Abbreviations: lncRNA, long non-coding RNA; FOXP4-AS1, forkhead box P4 antisense RNA 1; miR-136-5p, microRNA-136-5p; CBX4, chromobox 4; CC, cervical cancer; CCK-8, cell counting kit-8; NC-mimic, negative control miRNA for miR-136-5p mimic.

Discussion

Survival of CC patients remains poor although the improvements in disease diagnosis or treatment methods.11 Emerging evidence indicated genomic mutations often occurred in regions that do not have the ability to encode proteins. Improvements in bioinformatic analyses methods and applications of high throughput sequencing technology have identified numerous aberrantly expressed lncRNAs in cancers.12,13 It should be noted lncRNAs play crucial roles in regulating CC carcinogenesis. Previous work found lncRNA SNHG7 was increased expression in CC tissues and correlated with poor overall survival.14 The knockdown of SNHG7 results in the inhibition of CC cell proliferation and invasion.14

Here, we reported lncRNA FOXP4-AS1 was elevated expression in Caski and C33A cells and to different content. The difference in expression level may be the different pathological and malignant status of cancer cells. Functional assays indicated that FOXP4-AS1 overexpression promoted CC cell proliferation, migration, and invasion. Moreover, we showed knockdown of FOXP4-AS1 inhibited CC cell behaviors.

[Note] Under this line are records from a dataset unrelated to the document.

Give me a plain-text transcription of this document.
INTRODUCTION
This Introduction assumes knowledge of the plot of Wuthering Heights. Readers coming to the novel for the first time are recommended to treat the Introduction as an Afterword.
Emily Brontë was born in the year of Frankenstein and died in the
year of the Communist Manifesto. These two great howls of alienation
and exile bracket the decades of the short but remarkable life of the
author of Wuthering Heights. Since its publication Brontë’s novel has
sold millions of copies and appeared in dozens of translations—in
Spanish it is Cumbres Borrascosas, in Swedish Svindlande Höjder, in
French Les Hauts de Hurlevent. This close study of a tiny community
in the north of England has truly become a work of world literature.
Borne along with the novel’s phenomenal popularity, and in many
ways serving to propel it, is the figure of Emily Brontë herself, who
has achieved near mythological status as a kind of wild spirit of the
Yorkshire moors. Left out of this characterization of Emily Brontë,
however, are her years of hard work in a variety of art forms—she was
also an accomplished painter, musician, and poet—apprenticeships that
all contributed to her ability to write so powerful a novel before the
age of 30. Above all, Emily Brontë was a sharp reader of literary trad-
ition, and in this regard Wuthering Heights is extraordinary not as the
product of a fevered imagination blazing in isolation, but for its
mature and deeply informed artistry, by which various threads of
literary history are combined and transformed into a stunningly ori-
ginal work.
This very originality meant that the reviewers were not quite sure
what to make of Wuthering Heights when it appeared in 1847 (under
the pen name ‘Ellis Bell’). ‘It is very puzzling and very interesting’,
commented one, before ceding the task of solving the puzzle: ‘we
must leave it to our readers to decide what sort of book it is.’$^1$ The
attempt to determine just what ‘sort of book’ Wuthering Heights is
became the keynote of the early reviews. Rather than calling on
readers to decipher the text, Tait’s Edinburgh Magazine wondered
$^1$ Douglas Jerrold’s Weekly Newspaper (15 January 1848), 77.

These results indicated an oncogenic role of FOXP4-AS1 in CC, which was consistent with its role in previous reported cancer types including gastric cancer, colorectal cancer, and hepatocellular carcinoma.8–10

Previous work found lncRNA can serve as sponge for miRNA as it contains miRNA binding sites.15 In this work, we found miR-136-5p was a potential target of FOXP4-AS1 using bioinformatic tools. miR-136-5p was reported to serve as a tumor-suppressive miRNA in renal cell carcinoma and has the potential to be used as biomarker for early detection and prognosis prediction.16 In addition, miR-136-5p was found decreased expression in lung squamous cell cancer and it may interact with UGT1A7 and ADH7 to regulate cellular metabolism processes.17 We validated the direct connection of FOXP4-AS1 and miR-136-5p using luciferase activity reporter assay. The previous works have identified multiplies miR-136-5p targets including UGT1A7, ADH7, and ROCK1 in cancers.17,18 Next, we found CBX4 as a target for miR-136-5p. CBX4 belongs to the Polycomb group (PcG) family and revealed to promote lung cancer proliferation and metastasis through recruiting BMI-1, indicating CBX4 may be a possible therapeutic target in cancer.19 Moreover, CBX4 was revealed to exert oncogenic roles in breast cancer progression via affecting the Notch1 signaling pathway.20 In our studies, we found lncRNA FOXP4-AS1 upregulates CBX4 expression via miR-136-5p. Rescue experiments by transfecting of miR-136-5p mimic, pFOXP4-AS1, and pCBX4 indicated lncRNA FOXP4-AS1 promotes CC cell proliferation, migration, and invasion through sponging miR-136-5p to regulate CBX4 expression as the introduction of pFOXP4-AS1 and pCBX4 could abolish the effects of miR-136-5p mimic on cellular behaviors.

Conclusion

Taken together, our results indicated that lncRNA FOXP4-AS1 promotes CC cell proliferation, migration, and invasion in vitro by targeting miR-136-5p and upregulating CBX4 expression, which helped us to understand the mechanisms of FOXP4-AS1 in CC development.